Inicialmente gostaria de esclarecer o nome escolhido para o blog. Trata-se de uma expressão tailandesa para "continuamente, eternamente, para sempre", ou seja, uma vontade constante de olhar sem parar. Um carinho em particular às coisas da Tailândia, espaço-tempo de vivências significativas a mim. No entanto, o verbo olhar aqui presente estende-se aos demais sentidos, ressalta-se a capacidade de olhar a partir da sensibilidade humana e não apenas do olho físico, órgão da visão. Deste ambiente tentarei fazer um "depósito circulatório e renovador"de pensamentos em forma de imagens e palavras extraídas do cotidiano. Fiquem à vontade para a troca de idéias!

quinta-feira, 17 de março de 2011

A pequena morte

Não nos provoca riso o amor quando chega ao mais profundo de sua viagem, ao mais alto de seu vôo: no mais profundo, no mais alto, nos arranca gemidos e suspiros, vozes de dor, embora seja dor jubilosa, e pensando bem não há nada de estranho nisso, porque nascer é uma alegria que dói. Pequena morte, chamam na França a culminação do abraço, que a quebrar-nos faz por juntar-nos, e perdendo-nos faz por nos encontrar e acabando conosco nos principia. Pequena morte, dizem; mas grande, muito grande haverá de ser, se ao nos matar nos nasce.
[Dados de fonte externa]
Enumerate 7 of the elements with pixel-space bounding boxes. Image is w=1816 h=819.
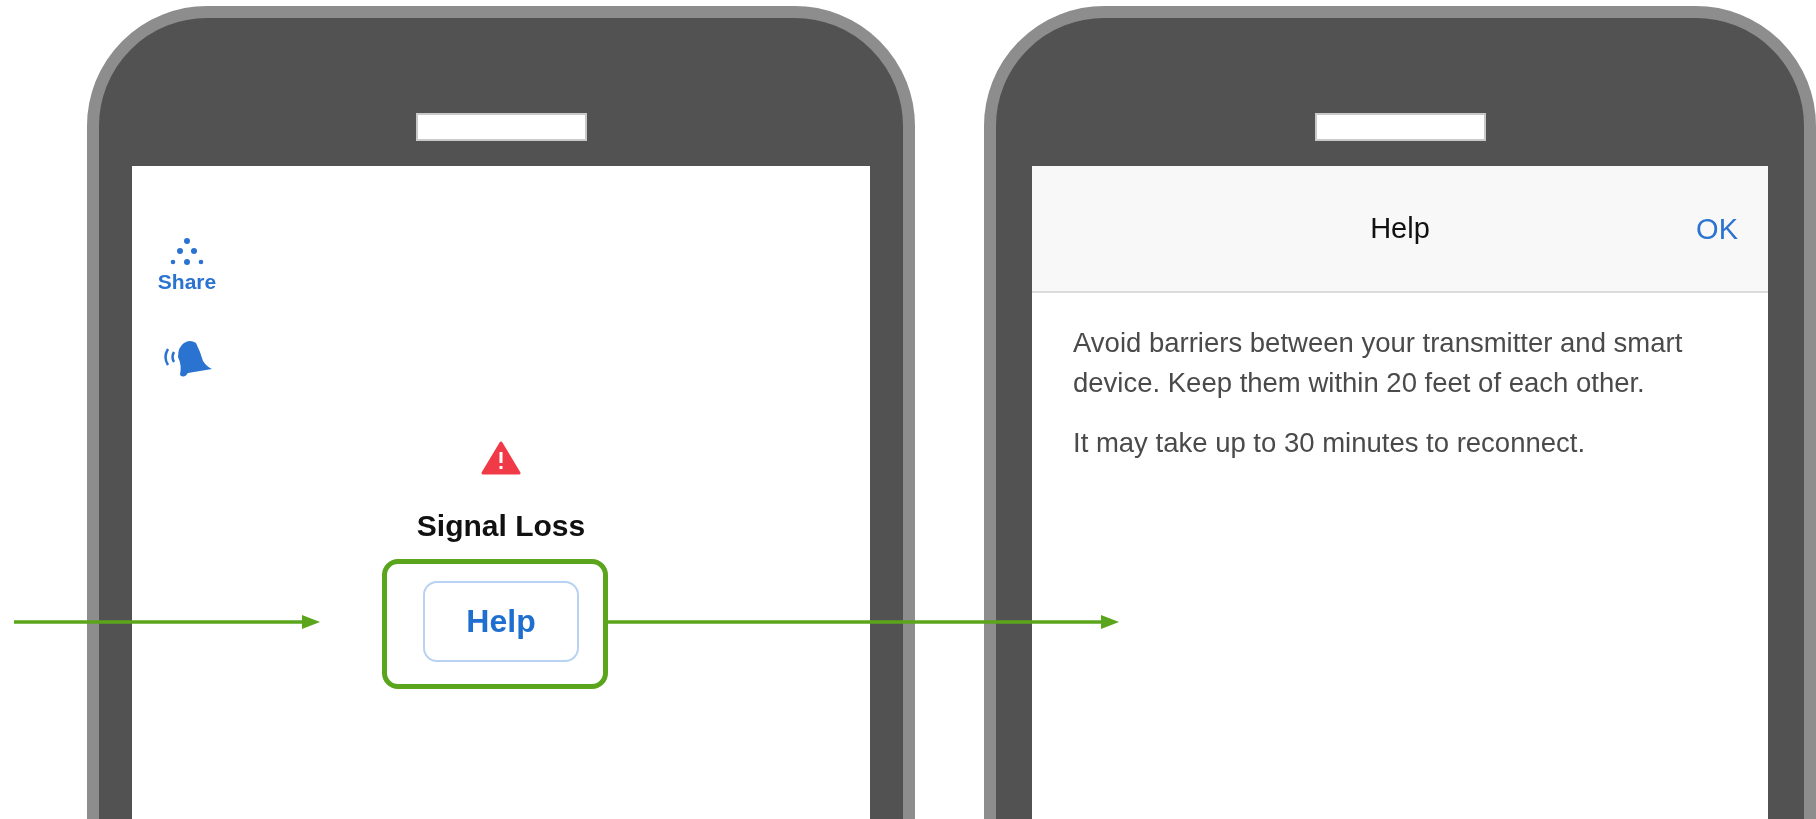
screen-title: Help — [1370, 212, 1430, 245]
help-button[interactable]: Help — [423, 581, 579, 662]
alert-title: Signal Loss — [416, 509, 586, 543]
help-text: It may take up to 30 minutes to reconnect. — [1073, 426, 1587, 460]
help-text: Avoid barriers between your transmitter and smart device. Keep them within 20 feet of each other. — [1073, 326, 1684, 400]
ok-button[interactable]: OK — [1696, 212, 1738, 245]
share-label: Share — [157, 270, 217, 294]
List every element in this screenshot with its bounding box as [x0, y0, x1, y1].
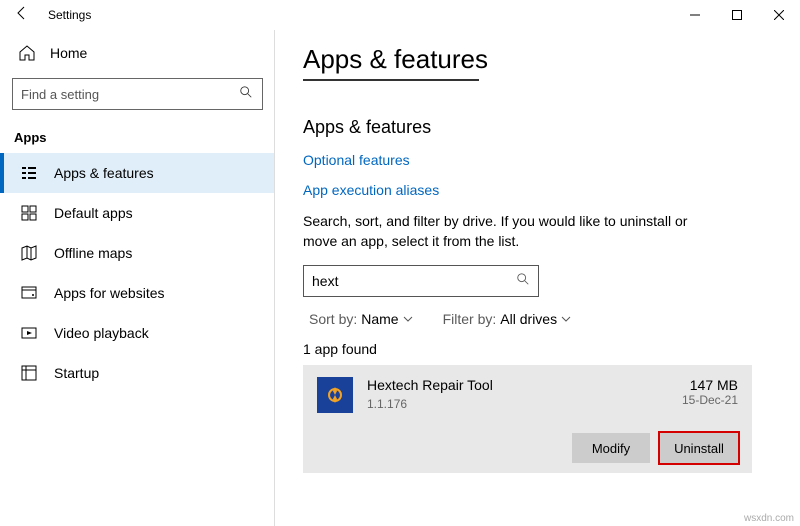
sidebar-item-offline-maps[interactable]: Offline maps — [0, 233, 275, 273]
sidebar-item-default-apps[interactable]: Default apps — [0, 193, 275, 233]
close-button[interactable] — [758, 0, 800, 30]
sidebar-item-label: Startup — [54, 365, 99, 381]
app-card-actions: Modify Uninstall — [317, 433, 738, 463]
modify-button[interactable]: Modify — [572, 433, 650, 463]
home-label: Home — [50, 45, 87, 61]
app-execution-aliases-link[interactable]: App execution aliases — [303, 182, 752, 198]
video-playback-icon — [20, 324, 38, 342]
sidebar-item-label: Video playback — [54, 325, 149, 341]
chevron-down-icon — [561, 311, 571, 327]
filter-label: Filter by: — [443, 311, 497, 327]
sort-value: Name — [361, 311, 398, 327]
settings-window: Settings Home Apps — [0, 0, 800, 526]
home-icon — [18, 44, 36, 62]
home-nav[interactable]: Home — [0, 36, 275, 72]
sidebar: Home Apps Apps & features — [0, 30, 275, 526]
app-search-input[interactable] — [312, 273, 516, 289]
minimize-button[interactable] — [674, 0, 716, 30]
sort-by-dropdown[interactable]: Sort by: Name — [309, 311, 413, 327]
watermark: wsxdn.com — [744, 513, 794, 524]
sidebar-nav: Apps & features Default apps Offline map… — [0, 153, 275, 393]
sidebar-item-label: Apps & features — [54, 165, 154, 181]
chevron-down-icon — [403, 311, 413, 327]
app-meta: Hextech Repair Tool 1.1.176 — [367, 377, 668, 413]
titlebar: Settings — [0, 0, 800, 30]
page-title-underline — [303, 79, 479, 81]
app-search-box[interactable] — [303, 265, 539, 297]
sidebar-item-startup[interactable]: Startup — [0, 353, 275, 393]
app-card-top: Hextech Repair Tool 1.1.176 147 MB 15-De… — [317, 377, 738, 413]
apps-websites-icon — [20, 284, 38, 302]
section-heading: Apps & features — [303, 117, 752, 138]
app-right: 147 MB 15-Dec-21 — [682, 377, 738, 413]
sidebar-search-input[interactable] — [21, 87, 238, 102]
default-apps-icon — [20, 204, 38, 222]
apps-features-icon — [20, 164, 38, 182]
uninstall-button[interactable]: Uninstall — [660, 433, 738, 463]
sidebar-item-label: Default apps — [54, 205, 133, 221]
sidebar-divider — [274, 30, 275, 526]
sidebar-item-label: Offline maps — [54, 245, 132, 261]
sidebar-item-label: Apps for websites — [54, 285, 165, 301]
window-title: Settings — [48, 8, 91, 22]
sort-label: Sort by: — [309, 311, 357, 327]
filter-value: All drives — [500, 311, 557, 327]
body: Home Apps Apps & features — [0, 30, 800, 526]
window-controls — [674, 0, 800, 30]
sidebar-item-apps-features[interactable]: Apps & features — [0, 153, 275, 193]
apps-found-count: 1 app found — [303, 341, 752, 357]
app-version: 1.1.176 — [367, 397, 668, 411]
app-name: Hextech Repair Tool — [367, 377, 668, 393]
sidebar-item-apps-websites[interactable]: Apps for websites — [0, 273, 275, 313]
maximize-button[interactable] — [716, 0, 758, 30]
main-content: Apps & features Apps & features Optional… — [275, 30, 800, 526]
titlebar-left: Settings — [8, 5, 91, 26]
page-title: Apps & features — [303, 44, 752, 75]
app-list-item[interactable]: Hextech Repair Tool 1.1.176 147 MB 15-De… — [303, 365, 752, 473]
optional-features-link[interactable]: Optional features — [303, 152, 752, 168]
app-size: 147 MB — [690, 377, 738, 393]
sort-filter-row: Sort by: Name Filter by: All drives — [303, 311, 752, 327]
search-icon — [238, 85, 254, 104]
offline-maps-icon — [20, 244, 38, 262]
search-icon — [516, 272, 530, 291]
app-icon — [317, 377, 353, 413]
sidebar-item-video-playback[interactable]: Video playback — [0, 313, 275, 353]
back-button[interactable] — [8, 5, 36, 26]
filter-by-dropdown[interactable]: Filter by: All drives — [443, 311, 571, 327]
sidebar-section-title: Apps — [0, 124, 275, 153]
sidebar-search[interactable] — [12, 78, 263, 110]
description-text: Search, sort, and filter by drive. If yo… — [303, 212, 703, 251]
startup-icon — [20, 364, 38, 382]
app-date: 15-Dec-21 — [682, 393, 738, 407]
Eduardo Galeano - O livro dos abraços


Obra de Arte. Paraty - RJ, 2010.

terça-feira, 15 de março de 2011

Olhadinha

Espera, 2011.

Bem, escolhi esta imagem, registrada num aeroporto, para refletir um pouco mais sobre que "olhadinha"é essa, e sobre esse tempo no cartaz referido. Chamou-me atenção primeiramente pelo nome próprio, mas logo, pela própria forma condicionada que ficamos neste ambiente de transição, expressa no conjunto de palavras: vitrines + passar + voando, todas relacionadas ao tempo contemporâneo de consumir e ser consumido constantemente. E estas vitrines, obviamente de coisas belas para a distração do olhar, nos induzem a esquecer o outro tempo lá fora, aquele da realidade mais triste, nem tanto atrativa assim. Enfim, trata-se de uma inquietação (i)material para iniciarmos os trabalhos! E para ir embora... fica a pergunta: qual é o seu tempo?

domingo, 13 de março de 2011

Escrever é preciso. O princípio da pesquisa.

Bem, diante alguns impasses com a forma de linguagem escrita, resolvi ler o livro recomendado por uma amiga cujo título encontra-se acima, de Mario Osório Marques. Nele o autor nos leva a caminhos tão leves para aprendermos a iniciar esse ato, muitas vezes tão árduo, ainda mais quando se trata de pesquisas científicas e todo ranço que com ela carregamos ao lermos os filósofos, ao interpretá-los e ao citá-los... Mas aí está um dos pontos de que fala Marques, não, não podemos "apenas"copiá-los, não se trata disso, obviamente precisamos lê-los, e relê-los muitas e muitas vezes, pois sabemos que nossos olhares serão outros em outros momentos, trata-se sim de reconstruí-los, "uma reconstrução destes". Os saberes se fundem, se transformam e se reformulam, explica o autor, e a partir desse "empurrão"para "soltarmos o verbo", no seu sentido mais positivo e produtivo que possamos encontrar, resolvi iniciar este blog com meus devaneios, mas que são e foram devaneios alheios também, afinal sou constituída de tudo isso à minha volta, nào é mesmo?! Abaixo uma passagem do livro, que carrego comigo para iniciar este processo compartilhado virtualmente, mas não por isso irreal:

"Entender o ato de escrever como impulso vital por onde se libertam as forças do espírito e chegar a fazê-lo expressivo de minha singularidade criativa. Esse, de fato, meu problema existencial à busca do auto-conhecimento".